In drafting the new regulation, the Department considered but rejected making a further exception that would permit public employers to dock their employees less than a full week's pay as a penalty for a violation of work rules or other infraction, even if it is not a major safety infraction--for which so light a penalty would usually be inappropriate anyway. Neither the principle of public accountability, nor any other principle of public administration that has been drawn to our attention, makes it imperative that public employers have this power with respect to their executive, administrative, and professional employees. What is true is that the bar against this range of penalties reduces the employer's disciplinary flexibility, but this is as true for private as for public employers. So far as we know, there is nothing peculiar to the culture or customs or conditions of public employment that necessitates these penalties. We recognize that a higher percentage of public than of private employees have tenure and that it is difficult (quite apart from the rather silly constitutional bar to firing a tenured public employee without giving him due process of law) to fire a public employee; and this makes alternative sanctions more important. But all the challenged rule prevents is suspensions without pay for less than a week, and it is entirely unclear why that should be thought a crippling blow to effective public administration.
Because the rule barring such suspensions does not impose an insuperable obstacle to states' bringing their executive, administrative, and professional employees within the exemption--all the states have to do is to delete this form of discipline from their arsenals of disciplinary remedies--we do not think there is merit to the district judge's suggestion that to subject the states to the rule violates the constitutional guarantee to each state of a republican form of government. U.S. Const. art. IV, sec. 4. How the clause relates to the employment of engineers is in any event obscure. Since we do not think the Department of Labor's rule inimical to the guarantee clause, we need not speculate on whether the Supreme Court continues to believe that the clause does not create any legally enforceable rights. Compare Baker v. Carr, 369 U.S. 186, 218-26 (1962), with New York v. United States, 112 S. Ct. 2408, 2432-33 (1992).

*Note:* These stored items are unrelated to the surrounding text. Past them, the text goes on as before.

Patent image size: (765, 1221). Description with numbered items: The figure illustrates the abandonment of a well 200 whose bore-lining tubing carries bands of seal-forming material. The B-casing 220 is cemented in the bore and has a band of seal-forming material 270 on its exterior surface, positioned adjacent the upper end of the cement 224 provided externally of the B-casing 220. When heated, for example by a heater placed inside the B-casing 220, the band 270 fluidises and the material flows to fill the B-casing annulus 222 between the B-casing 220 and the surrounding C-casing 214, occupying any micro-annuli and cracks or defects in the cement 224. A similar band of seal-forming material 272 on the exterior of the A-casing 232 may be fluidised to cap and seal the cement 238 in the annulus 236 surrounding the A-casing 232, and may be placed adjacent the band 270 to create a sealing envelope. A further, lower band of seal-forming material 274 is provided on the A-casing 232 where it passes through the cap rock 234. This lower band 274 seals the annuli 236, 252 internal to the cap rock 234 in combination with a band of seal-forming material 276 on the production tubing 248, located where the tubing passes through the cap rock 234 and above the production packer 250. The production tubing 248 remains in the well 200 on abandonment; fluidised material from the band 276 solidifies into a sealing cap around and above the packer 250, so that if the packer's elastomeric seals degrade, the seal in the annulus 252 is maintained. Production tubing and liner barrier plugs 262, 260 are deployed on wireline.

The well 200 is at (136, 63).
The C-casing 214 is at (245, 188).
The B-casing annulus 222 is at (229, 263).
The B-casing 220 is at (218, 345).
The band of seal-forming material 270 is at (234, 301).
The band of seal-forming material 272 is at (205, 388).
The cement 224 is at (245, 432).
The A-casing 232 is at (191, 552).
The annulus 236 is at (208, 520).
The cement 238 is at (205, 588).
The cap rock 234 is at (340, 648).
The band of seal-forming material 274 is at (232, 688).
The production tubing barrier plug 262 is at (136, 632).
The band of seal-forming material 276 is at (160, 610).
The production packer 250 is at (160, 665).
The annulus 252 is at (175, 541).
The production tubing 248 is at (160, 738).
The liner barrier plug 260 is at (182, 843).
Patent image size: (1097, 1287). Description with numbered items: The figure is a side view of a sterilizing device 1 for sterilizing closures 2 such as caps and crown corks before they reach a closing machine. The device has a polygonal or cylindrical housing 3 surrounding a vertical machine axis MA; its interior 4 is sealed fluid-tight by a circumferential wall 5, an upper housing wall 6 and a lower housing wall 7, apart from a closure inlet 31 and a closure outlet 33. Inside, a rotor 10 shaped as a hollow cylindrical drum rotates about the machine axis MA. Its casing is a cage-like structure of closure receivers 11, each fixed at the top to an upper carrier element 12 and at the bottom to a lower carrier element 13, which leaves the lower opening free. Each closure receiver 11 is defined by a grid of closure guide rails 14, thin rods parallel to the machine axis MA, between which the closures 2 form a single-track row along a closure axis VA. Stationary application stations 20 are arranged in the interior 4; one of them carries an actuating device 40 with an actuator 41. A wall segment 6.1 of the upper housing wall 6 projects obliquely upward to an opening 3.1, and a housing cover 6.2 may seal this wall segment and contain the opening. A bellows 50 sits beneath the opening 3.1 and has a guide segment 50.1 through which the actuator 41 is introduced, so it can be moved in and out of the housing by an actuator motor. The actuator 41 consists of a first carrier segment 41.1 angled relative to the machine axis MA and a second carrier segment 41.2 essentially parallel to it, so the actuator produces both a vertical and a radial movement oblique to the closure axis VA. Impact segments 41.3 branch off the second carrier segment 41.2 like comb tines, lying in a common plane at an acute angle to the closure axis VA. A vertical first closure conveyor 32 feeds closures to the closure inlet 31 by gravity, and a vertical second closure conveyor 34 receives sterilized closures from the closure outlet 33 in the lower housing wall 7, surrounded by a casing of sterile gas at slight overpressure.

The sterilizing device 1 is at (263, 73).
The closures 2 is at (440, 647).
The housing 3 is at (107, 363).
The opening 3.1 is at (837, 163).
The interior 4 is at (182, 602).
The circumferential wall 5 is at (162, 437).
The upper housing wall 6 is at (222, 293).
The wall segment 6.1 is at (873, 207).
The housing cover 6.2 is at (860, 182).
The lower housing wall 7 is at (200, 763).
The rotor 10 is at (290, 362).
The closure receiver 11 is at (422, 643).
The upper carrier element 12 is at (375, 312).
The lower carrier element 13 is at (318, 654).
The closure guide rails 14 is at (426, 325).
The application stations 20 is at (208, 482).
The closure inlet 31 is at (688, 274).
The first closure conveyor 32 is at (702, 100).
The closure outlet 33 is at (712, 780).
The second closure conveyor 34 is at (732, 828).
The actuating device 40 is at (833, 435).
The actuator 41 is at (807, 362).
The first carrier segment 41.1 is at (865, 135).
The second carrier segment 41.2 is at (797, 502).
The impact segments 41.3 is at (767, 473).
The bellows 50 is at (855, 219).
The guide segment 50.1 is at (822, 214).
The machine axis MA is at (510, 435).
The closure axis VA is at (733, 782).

It might be possible to question the rationality of the rule with respect to all employees, private as well as public, although we do not understand the state to be attempting so broad a challenge. How, it might be asked, does the structure of discipline affect the character of employees as hourly or salaried workers? The only answer that has been suggested or that occurs to us is that if an employer measures out discipline in the form of fractions of a weekly salary, the implication is that the employee is really being paid on an hourly basis. This is pretty feeble. But apart from the extreme narrowness of the scope of judicial review of the Department's regulation, we do not understand the state to be challenging the disciplinary rule in toto. It is merely challenging the Department's refusal to carve out an exception for public employers. That challenge must fail because the state has not shown what is so special about state employment that makes greater disciplinary flexibility than is permitted to the private sector indispensable to the effective functioning of state government.
The plaintiffs are not exempt from the Fair Labor Standards Act, and the judgment of the district court dismissing their suit must therefore be REVERSED and the case REMANDED to that court for further proceedings in conformity with this opinion. The cross-appeal is DISMISSED.